The District of Columbia Health Benefit Exchange Authority says its 2014 rate chart has inspired two carriers to cut their small-group rates.
Aetna Inc. (NYSE:AET) has agreed to cut its 2014 small-group exchange rates about 5 percent, and UnitedHealth Group Inc. (NYSE:UNH) has agreed to cut its initial small-group rates about 12 percent, authority officials said.
The authority, the manager of the district’s Patient Protection and Affordable Care Act (PPACA) exchange known as DC Health Link, has attracted carriers for its individual exchange program and four for its Small Business Health Options Program (SHOP) exchange program.
Oppnents of PPACA are still fighting to block or delay implementation of the law. If the law takes effect on schedule and works as backers hope, it will require federal regulators to work with states and the District of Columbia to make exchanges, or health insurance supermarkets, available to consumers throughout the country.
The insurers that sell “qualified health plans” (QHPs) through the exchanges must help consumers compare the plans by covering standardized percentages of the actuarial value of a standardized benefits package.

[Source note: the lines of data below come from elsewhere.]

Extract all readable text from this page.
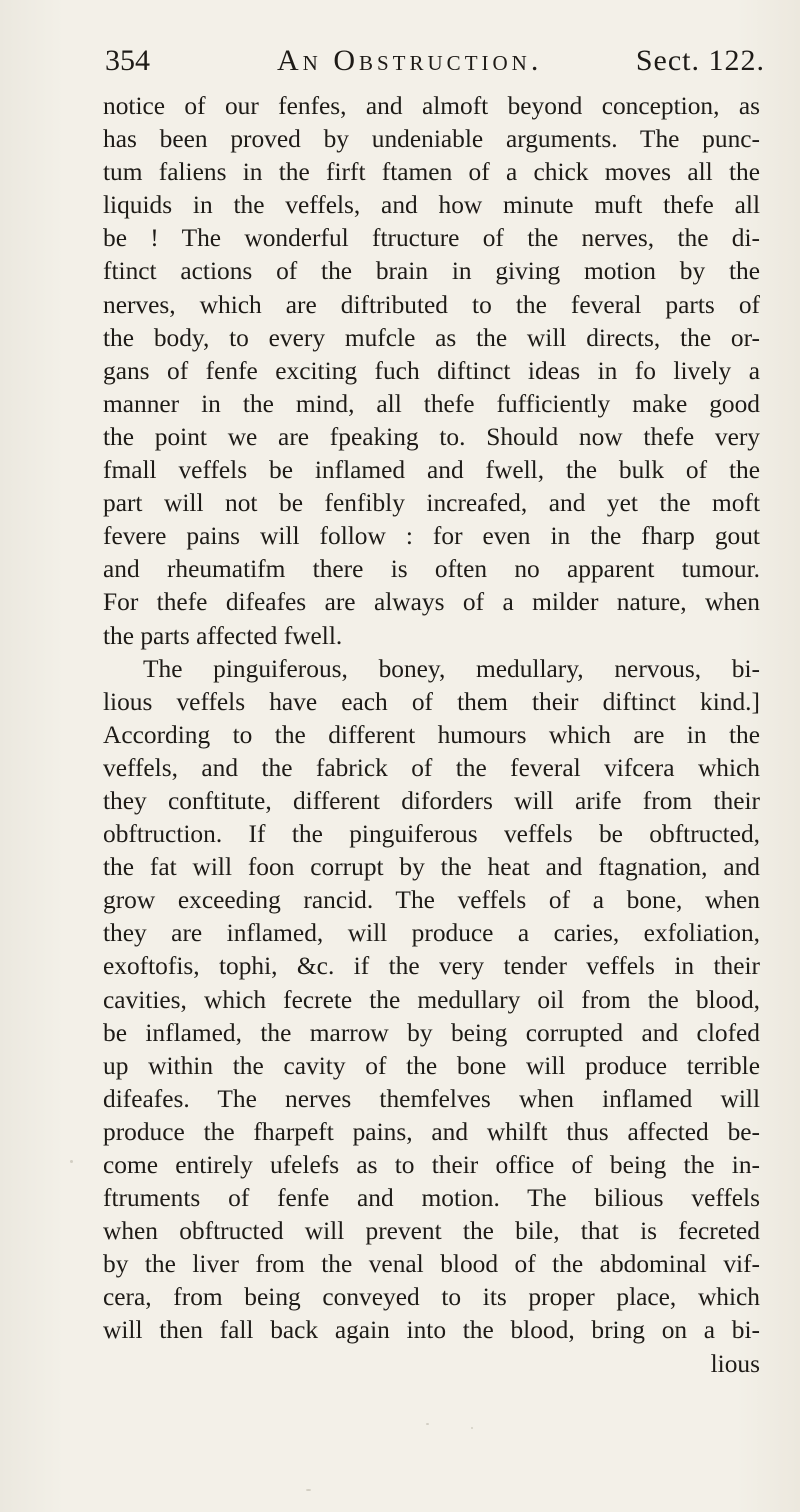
354	An Obstruction.	Sect. 122.
notice of our fenfes, and almoft beyond conception, as
has been proved by undeniable arguments. The punc-
tum faliens in the firft ftamen of a chick moves all the
liquids in the veffels, and how minute muft thefe all
be ! The wonderful ftructure of the nerves, the di-
ftinct actions of the brain in giving motion by the
nerves, which are diftributed to the feveral parts of
the body, to every mufcle as the will directs, the or-
gans of fenfe exciting fuch diftinct ideas in fo lively a
manner in the mind, all thefe fufficiently make good
the point we are fpeaking to. Should now thefe very
fmall veffels be inflamed and fwell, the bulk of the
part will not be fenfibly increafed, and yet the moft
fevere pains will follow : for even in the fharp gout
and rheumatifm there is often no apparent tumour.
For thefe difeafes are always of a milder nature, when
the parts affected fwell.
The pinguiferous, boney, medullary, nervous, bi-
lious veffels have each of them their diftinct kind.]
According to the different humours which are in the
veffels, and the fabrick of the feveral vifcera which
they conftitute, different diforders will arife from their
obftruction. If the pinguiferous veffels be obftructed,
the fat will foon corrupt by the heat and ftagnation, and
grow exceeding rancid. The veffels of a bone, when
they are inflamed, will produce a caries, exfoliation,
exoftofis, tophi, &c. if the very tender veffels in their
cavities, which fecrete the medullary oil from the blood,
be inflamed, the marrow by being corrupted and clofed
up within the cavity of the bone will produce terrible
difeafes. The nerves themfelves when inflamed will
produce the fharpeft pains, and whilft thus affected be-
come entirely ufelefs as to their office of being the in-
ftruments of fenfe and motion. The bilious veffels
when obftructed will prevent the bile, that is fecreted
by the liver from the venal blood of the abdominal vif-
cera, from being conveyed to its proper place, which
will then fall back again into the blood, bring on a bi-
lious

The four metal levels range from about 60 percent of the value of the “essential health benefits” package for a bronze plan, 70 percent for a silver plan, 80 percent for a gold plan and 90 percent for a platinum plan.
CareFirst has announced plans to offer both preferred provider organization (PPO) QHPs and health maintenance organization (HMO) QHPs four all four metal levels in both the individual exchange program and the SHOP program.
Kaiser is offering HMO plans only at all metal levels in both the individual and the small group market.